The AI algorithms were evaluated for how well they predicted life span based on the data from the metabolites in the blood plasma and how closely they aligned with health and aging markers. The scientists playfully named the metabolomic age derived from metabolite biomarkers “MileAge.” The MileAge delta measures the gap between a person’s MileAge and chronological age. If that gap is high, the person has accelerated aging.

“This metabolomic aging clock (MileAge) can be applied in research and may find use in health assessments, risk stratification, and proactive health tracking,” wrote the researchers.

There was a high-performance consistency among the top-performing AI algorithms, which included select tree-based ensembles and support vector regression. The top-performing algorithm used Cubist rule-based regression to calculate the MileAge delta to have results that were the most closely associated with markers for aging and health.

Similar to how older cars tend to have high mileage, people with accelerated aging had high MileAge deltas.

“Across most models, individuals with an older metabolite-predicted than chronological age, indicating accelerated aging, were frailer, had shorter telomeres, were more likely to have a chronic illness, rated their health worse, and had a higher mortality risk,” the researchers reported.

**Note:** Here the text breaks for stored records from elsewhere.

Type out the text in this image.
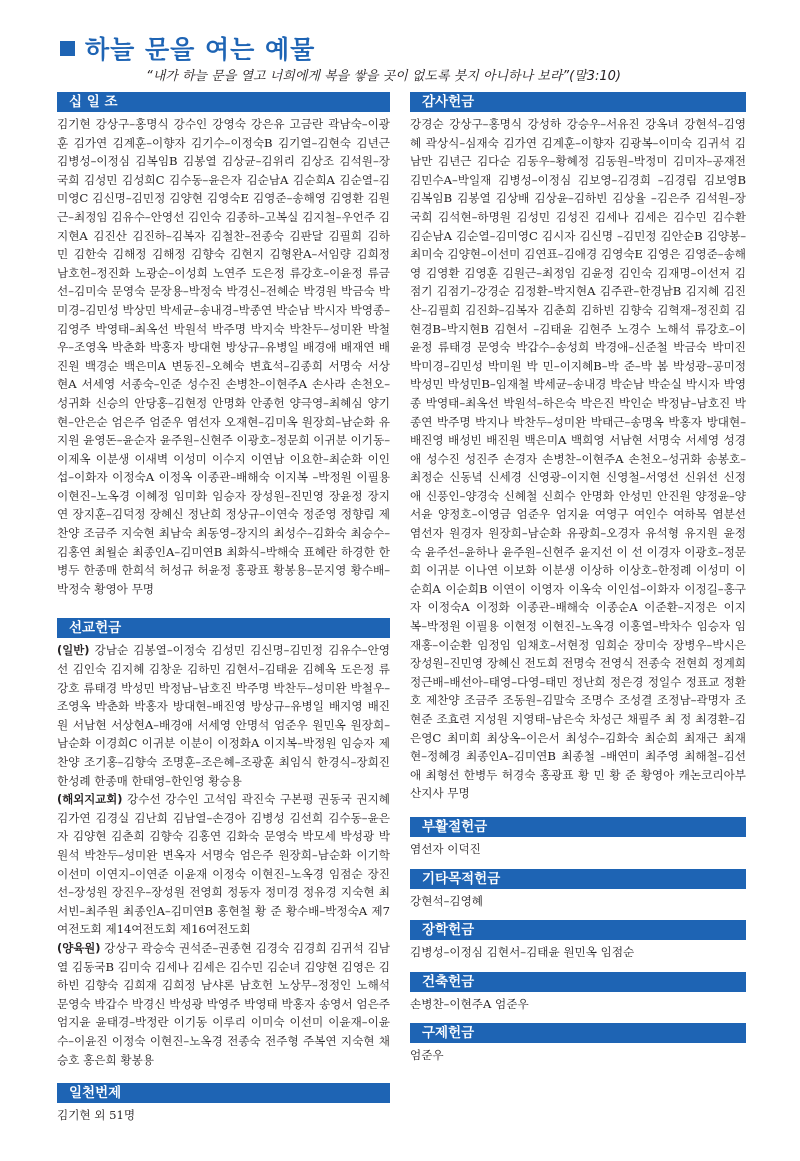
하늘 문을 여는 예물
“내가 하늘 문을 열고 너희에게 복을 쌓을 곳이 없도록 붓지 아니하나 보라”(말3:10)
십 일 조
김기현 강상구–홍명식 강수인 강영숙 강은유 고금란 곽남숙–이광훈 김가연 김계훈–이향자 김기수–이정숙B 김기열–김현숙 김년근 김병성–이정심 김복임B 김봉열 김상균–김위리 김상조 김석원–장국희 김성민 김성희C 김수동–윤은자 김순남A 김순희A 김순열–김미영C 김신명–김민정 김양현 김영숙E 김영준–송해영 김영환 김원근–최정임 김유수–안영선 김인숙 김종하–고복실 김지철–우언주 김지현A 김진산 김진하–김복자 김철찬–전종숙 김판달 김필희 김하민 김한숙 김해정 김해정 김향숙 김현지 김형완A–서임량 김희정 남호헌–정진화 노광순–이성희 노연주 도은정 류강호–이윤정 류금선–김미숙 문영숙 문장용–박정숙 박경신–전혜순 박경원 박금숙 박미경–김민성 박상민 박세균–송내경–박종연 박순남 박시자 박영종–김영주 박영태–최옥선 박원석 박주명 박지숙 박찬두–성미완 박철우–조영옥 박춘화 박홍자 방대현 방상규–유병일 배경애 배재연 배진원 백경순 백은미A 변동진–오혜숙 변효석–김종희 서명숙 서상현A 서세영 서종숙–인준 성수진 손병찬–이현주A 손사라 손천오–성귀화 신승의 안당홍–김현정 안명화 안종헌 양극영–최혜심 양기현–안은순 엄은주 엄준우 염선자 오재현–김미옥 원장희–남순화 유지원 윤영돈–윤순자 윤주원–신현주 이광호–정문희 이귀분 이기동–이제옥 이분생 이새벽 이성미 이수지 이연남 이요한–최순화 이인섭–이화자 이정숙A 이정옥 이종관–배해숙 이지복 –박정원 이필용 이현진–노옥경 이혜정 임미화 임승자 장성원–진민영 장윤정 장지연 장지훈–김덕정 장혜신 정난희 정상규–이연숙 정준영 정향림 제찬양 조금주 지숙현 최남숙 최동영–장지의 최성수–김화숙 최승수–김홍연 최월순 최종인A–김미연B 최화식–박해숙 표혜란 하경한 한병두 한종매 한희석 허성규 허윤정 홍광표 황봉용–문지영 황수배–박정숙 황영아 무명
선교헌금
(일반) 강남순 김봉열–이정숙 김성민 김신명–김민정 김유수–안영선 김인숙 김지혜 김창운 김하민 김현서–김태윤 김혜옥 도은정 류강호 류태경 박성민 박정남–남호진 박주명 박찬두–성미완 박철우–조영옥 박춘화 박홍자 방대현–배진영 방상규–유병일 배지영 배진원 서남현 서상현A–배경애 서세영 안명석 엄준우 원민옥 원장희–남순화 이경희C 이귀분 이분이 이정화A 이지복–박정원 임승자 제찬양 조기홍–김향숙 조명훈–조은혜–조광훈 최임식 한경식–장희진 한성례 한종매 한태영–한인영 황승용
(해외지교회) 강수선 강수인 고석임 곽진숙 구본평 권동국 권지혜 김가연 김경실 김난희 김남열–손경아 김병성 김선희 김수동–윤은자 김양현 김춘희 김향숙 김홍연 김화숙 문영숙 박모세 박성광 박원석 박찬두–성미완 변옥자 서명숙 엄은주 원장희–남순화 이기학 이선미 이연지–이연준 이윤재 이정숙 이현진–노옥경 임점순 장진선–장성원 장진우–장성원 전영희 정동자 정미경 정유경 지숙현 최서빈–최주원 최종인A–김미연B 홍현철 황 준 황수배–박정숙A 제7여전도회 제14여전도회 제16여전도회
(양육원) 강상구 곽승숙 권석준–권종현 김경숙 김경희 김귀석 김남열 김동국B 김미숙 김세나 김세은 김수민 김순녀 김양현 김영은 김하빈 김향숙 김희재 김희정 남샤론 남호헌 노상무–정정인 노해석 문영숙 박갑수 박경신 박성광 박영주 박영태 박홍자 송영서 엄은주 엄지윤 윤태경–박정란 이기동 이루리 이미숙 이선미 이윤재–이윤수–이윤진 이정숙 이현진–노옥경 전종숙 전주형 주복연 지숙현 채승호 홍은희 황봉용
일천번제
김기현 외 51명
감사헌금
강경순 강상구–홍명식 강성하 강승우–서유진 강옥녀 강현석–김영혜 곽상식–심재숙 김가연 김계훈–이향자 김광복–이미숙 김귀석 김남만 김년근 김다순 김동우–황혜정 김동원–박정미 김미자–공재전 김민수A–박일재 김병성–이정심 김보영–김경희 –김경림 김보영B 김복임B 김봉열 김상배 김상윤–김하빈 김상율 –김은주 김석원–장국희 김석현–하명원 김성민 김성진 김세나 김세은 김수민 김수환 김순남A 김순열–김미영C 김시자 김신명 –김민정 김안순B 김양봉–최미숙 김양현–이선미 김연표–김애경 김영숙E 김영은 김영준–송해영 김영환 김영훈 김원근–최정임 김윤정 김인숙 김재명–이선저 김점기 김점기–강경순 김정환–박지현A 김주관–한경남B 김지혜 김진산–김필희 김진화–김복자 김춘희 김하빈 김향숙 김혁재–정진희 김현경B–박지현B 김현서 –김태윤 김현주 노경수 노해석 류강호–이윤정 류태경 문영숙 박갑수–송성희 박경애–신준철 박금숙 박미진 박미경–김민성 박미원 박 민–이지혜B–박 준–박 봄 박성광–공미정 박성민 박성민B–임재철 박세균–송내경 박순남 박순실 박시자 박영종 박영태–최옥선 박원석–하은숙 박은진 박인순 박정남–남호진 박종연 박주명 박지나 박찬두–성미완 박태근–송명옥 박홍자 방대현–배진영 배성빈 배진원 백은미A 백희영 서남현 서명숙 서세영 성경애 성수진 성진주 손경자 손병찬–이현주A 손천오–성귀화 송봉호–최정순 신동녘 신세경 신영광–이지현 신영철–서영선 신위선 신정애 신풍인–양경숙 신혜철 신희수 안명화 안성민 안진원 양정윤–양서윤 양정호–이영금 엄준우 엄지윤 여영구 여인수 여하목 염분선 염선자 원경자 원장희–남순화 유광희–오경자 유석형 유지원 윤정숙 윤주선–윤하나 윤주원–신현주 윤지선 이 선 이경자 이광호–정문희 이귀분 이나연 이보화 이분생 이상하 이상호–한정례 이성미 이순희A 이순희B 이연이 이영자 이옥숙 이인섭–이화자 이정길–홍구자 이정숙A 이정화 이종관–배해숙 이종순A 이준환–지정은 이지복–박정원 이필용 이현정 이현진–노옥경 이홍열–박차수 임승자 임재홍–이순환 임정임 임채호–서현정 임희순 장미숙 장병우–박시은 장성원–진민영 장혜신 전도희 전명숙 전영식 전종숙 전현희 정계희 정근배–배선아–태영–다영–태민 정난희 정은경 정일수 정표교 정환호 제찬양 조금주 조동원–김말숙 조명수 조성결 조정남–곽명자 조현준 조효련 지성원 지영태–남은숙 차성근 채필주 최 정 최경환–김은영C 최미희 최상옥–이은서 최성수–김화숙 최순희 최재근 최재현–정혜경 최종인A–김미연B 최종철 –배연미 최주영 최해철–김선애 최형선 한병두 허경숙 홍광표 황 민 황 준 황영아 캐논코리아부산지사 무명
부활절헌금
염선자 이덕진
기타목적헌금
강현석–김영혜
장학헌금
김병성–이정심 김현서–김태윤 원민옥 임점순
건축헌금
손병찬–이현주A 엄준우
구제헌금
엄준우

Interestingly, despite the finding that accelerated metabolomic aging had a clear link to higher mortality risk and poor health, the results showed that decelerated aging was not a reliable indicator for better health outcomes. The scientists caution that currently, certain metabolomics-based risk should mostly be used to spot patients with high risk.

“Aging clocks hold substantial promise for research on life span and health span extension, as they provide an aging biomarker that is potentially modifiable,” the scientists concluded.

With the proof-of-concept for MileAge at a systems level, the researchers suggest creating aging clocks based on tissues and cells as potential research avenues to traverse in the future.